A few years back I had a well known academician and his wife looking to purchase a new home. Their parameters as initially presented were simple, and we started to view some appropriate properties. The wife seemed easy to please, but with each new place the husband introduced some new criterion to be added to the mix: more charm, please; higher ceilings, please; more light, please; make that south light, please; etc., and finally, can we get a nicer view, please. Well, I believed I'd found the perfect place and told them so, and we set up an appointment. They insisted on bringing a friend who was a "real estate expert" (and control freak of the highest order). We HAD to go there in this friend's car, and he proceeded to regale me with his "expertise" intermingled with negative statements about brokers and how they were the scum of the earth, etc. I don't know what this guy was thinking but...no problem. The property I had chosen was incredible. It was a loft with high ceilings (which they wanted), it was in Tribeca (which they wanted), it had exposed brick and wood beams (the kind of charm they had described); the fellow tenants were great (a couple of years later I remember showing Suzanne Vega's penthouse a few floors above to the remarkable composer/lyricist Marc Shaiman and director Scott Wittman along with their confidante Bette Midler--and her little Jack Russell, too); and there were three bright exposures through 10 windows and incredible views of the WTC and the Statue of Liberty (satisfying the most recent criterion submitted by the husband). When we walked in the wife's jaw dropped, the "expert's" jaw dropped, and I thought I had a winner for sure. I then turned to the husband, his face had turned red and he started to sweat profusely as he looked at what was before him. Then, without saying a word, he walked over to one of the 4 huge windows facing the Statue of Liberty, opened it, stuck his head out and looked straight down at the ground and proclaimed, "But this space has no views"--honest to God. The wife looked at me in apologetic horror, the expert rolled his eyes, and I realized what was going on, and declined to show them anything else after that.
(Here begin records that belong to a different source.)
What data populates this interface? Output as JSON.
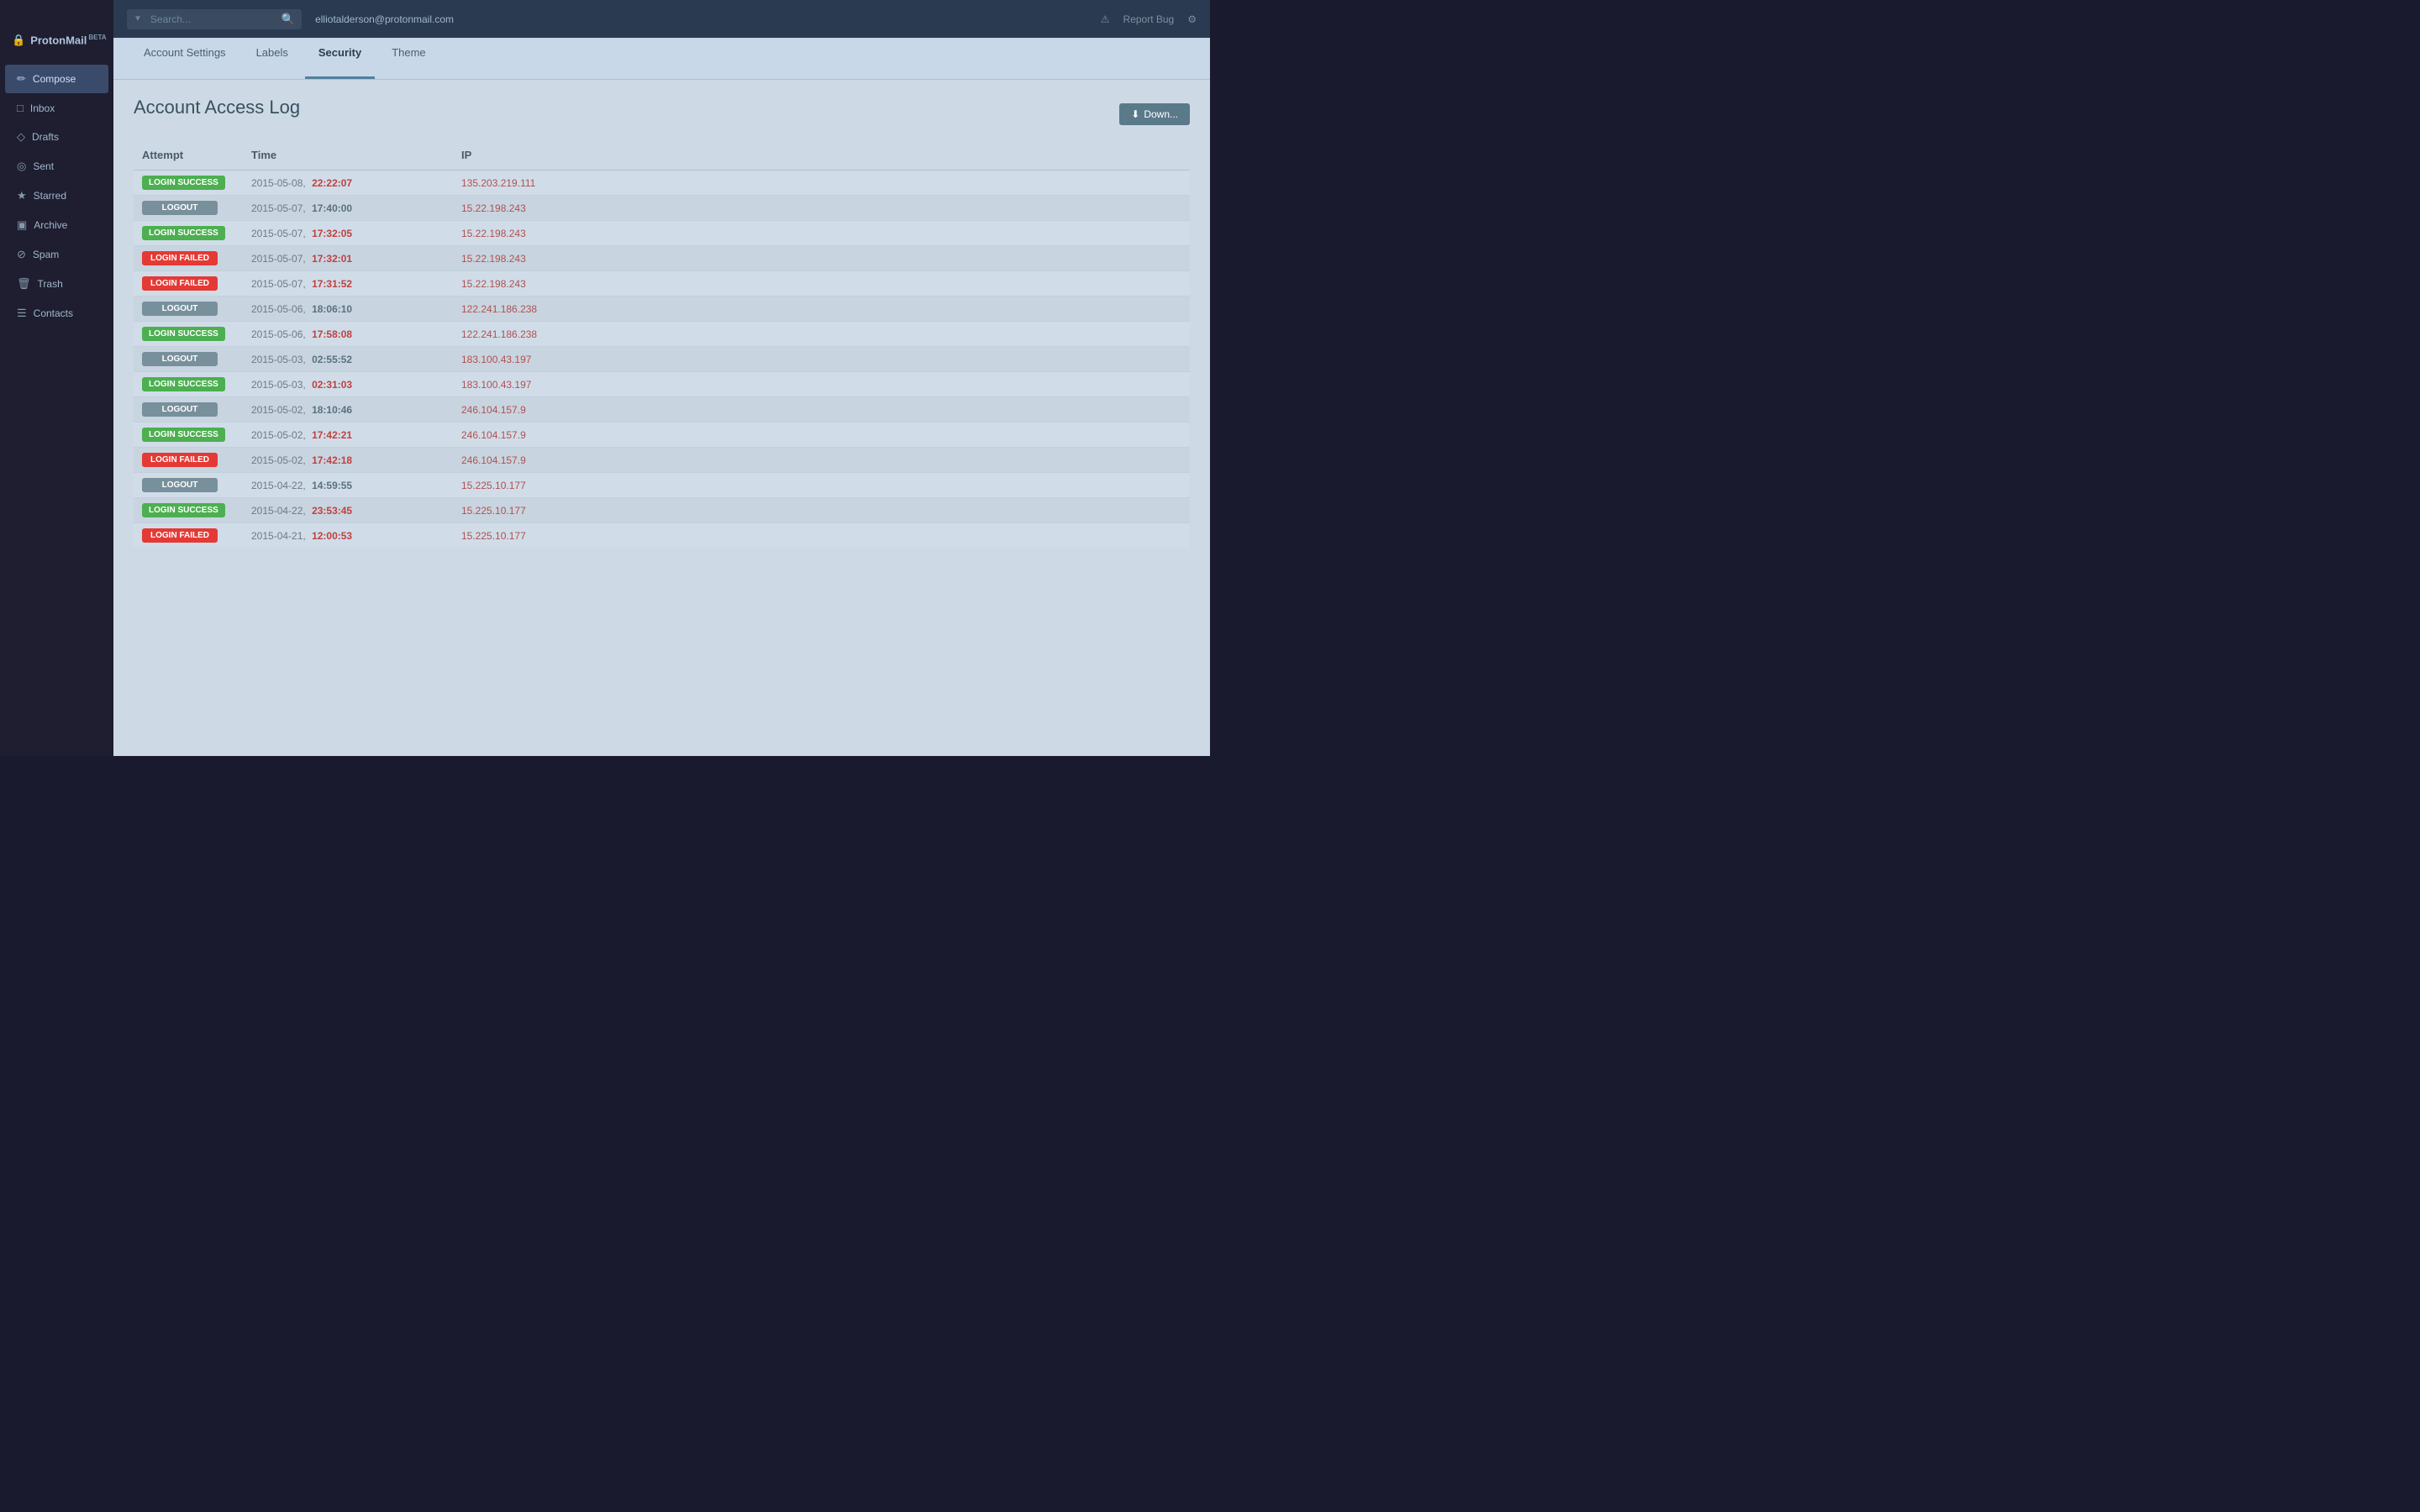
{
  "sidebar": {
    "logo": "ProtonMail",
    "beta": "BETA",
    "items": [
      {
        "id": "compose",
        "label": "Compose",
        "icon": "✏",
        "active": true
      },
      {
        "id": "inbox",
        "label": "Inbox",
        "icon": "□"
      },
      {
        "id": "drafts",
        "label": "Drafts",
        "icon": "◇"
      },
      {
        "id": "sent",
        "label": "Sent",
        "icon": "◎"
      },
      {
        "id": "starred",
        "label": "Starred",
        "icon": "★"
      },
      {
        "id": "archive",
        "label": "Archive",
        "icon": "▣"
      },
      {
        "id": "spam",
        "label": "Spam",
        "icon": "⊘"
      },
      {
        "id": "trash",
        "label": "Trash",
        "icon": "🗑"
      },
      {
        "id": "contacts",
        "label": "Contacts",
        "icon": "☰"
      }
    ]
  },
  "header": {
    "search_placeholder": "Search...",
    "email": "elliotalderson@protonmail.com",
    "report_bug": "Report Bug"
  },
  "tabs": [
    {
      "id": "account",
      "label": "Account Settings",
      "active": false
    },
    {
      "id": "labels",
      "label": "Labels",
      "active": false
    },
    {
      "id": "security",
      "label": "Security",
      "active": true
    },
    {
      "id": "theme",
      "label": "Theme",
      "active": false
    }
  ],
  "page": {
    "title": "Account Access Log",
    "download_label": "Down...",
    "columns": [
      "Attempt",
      "Time",
      "IP"
    ]
  },
  "log_entries": [
    {
      "type": "LOGIN SUCCESS",
      "badge_class": "badge-success",
      "date": "2015-05-08,",
      "time": "22:22:07",
      "ip": "135.203.219.111"
    },
    {
      "type": "LOGOUT",
      "badge_class": "badge-logout",
      "date": "2015-05-07,",
      "time": "17:40:00",
      "ip": "15.22.198.243"
    },
    {
      "type": "LOGIN SUCCESS",
      "badge_class": "badge-success",
      "date": "2015-05-07,",
      "time": "17:32:05",
      "ip": "15.22.198.243"
    },
    {
      "type": "LOGIN FAILED",
      "badge_class": "badge-failed",
      "date": "2015-05-07,",
      "time": "17:32:01",
      "ip": "15.22.198.243"
    },
    {
      "type": "LOGIN FAILED",
      "badge_class": "badge-failed",
      "date": "2015-05-07,",
      "time": "17:31:52",
      "ip": "15.22.198.243"
    },
    {
      "type": "LOGOUT",
      "badge_class": "badge-logout",
      "date": "2015-05-06,",
      "time": "18:06:10",
      "ip": "122.241.186.238"
    },
    {
      "type": "LOGIN SUCCESS",
      "badge_class": "badge-success",
      "date": "2015-05-06,",
      "time": "17:58:08",
      "ip": "122.241.186.238"
    },
    {
      "type": "LOGOUT",
      "badge_class": "badge-logout",
      "date": "2015-05-03,",
      "time": "02:55:52",
      "ip": "183.100.43.197"
    },
    {
      "type": "LOGIN SUCCESS",
      "badge_class": "badge-success",
      "date": "2015-05-03,",
      "time": "02:31:03",
      "ip": "183.100.43.197"
    },
    {
      "type": "LOGOUT",
      "badge_class": "badge-logout",
      "date": "2015-05-02,",
      "time": "18:10:46",
      "ip": "246.104.157.9"
    },
    {
      "type": "LOGIN SUCCESS",
      "badge_class": "badge-success",
      "date": "2015-05-02,",
      "time": "17:42:21",
      "ip": "246.104.157.9"
    },
    {
      "type": "LOGIN FAILED",
      "badge_class": "badge-failed",
      "date": "2015-05-02,",
      "time": "17:42:18",
      "ip": "246.104.157.9"
    },
    {
      "type": "LOGOUT",
      "badge_class": "badge-logout",
      "date": "2015-04-22,",
      "time": "14:59:55",
      "ip": "15.225.10.177"
    },
    {
      "type": "LOGIN SUCCESS",
      "badge_class": "badge-success",
      "date": "2015-04-22,",
      "time": "23:53:45",
      "ip": "15.225.10.177"
    },
    {
      "type": "LOGIN FAILED",
      "badge_class": "badge-failed",
      "date": "2015-04-21,",
      "time": "12:00:53",
      "ip": "15.225.10.177"
    }
  ]
}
I just don't feel comfortable selling to people whose anxieties are such a determining factor when choosing their path through life. I do understand and respect anxiety and have had more than my share, but the bottom line is the people I've seen who make the best real estate decisions do so based on analyses free of bad heuristics and with little influence from their anxieties. The couple above did eventually buy (not through me), but what they bought lacked most of the things they wanted (it was a smallish "dungeon" half underground, and one, which over the years, appreciate at about half the rate of the place I'd shown them). I think what happened here was their final decision was probably made on a day where everything was going right: great things were happening at work and at home, the weather was beautiful, a book or paper was accepted for publication, etc. i.e. minimal anxiety was present, and this ruled their decision and not the property's attributes.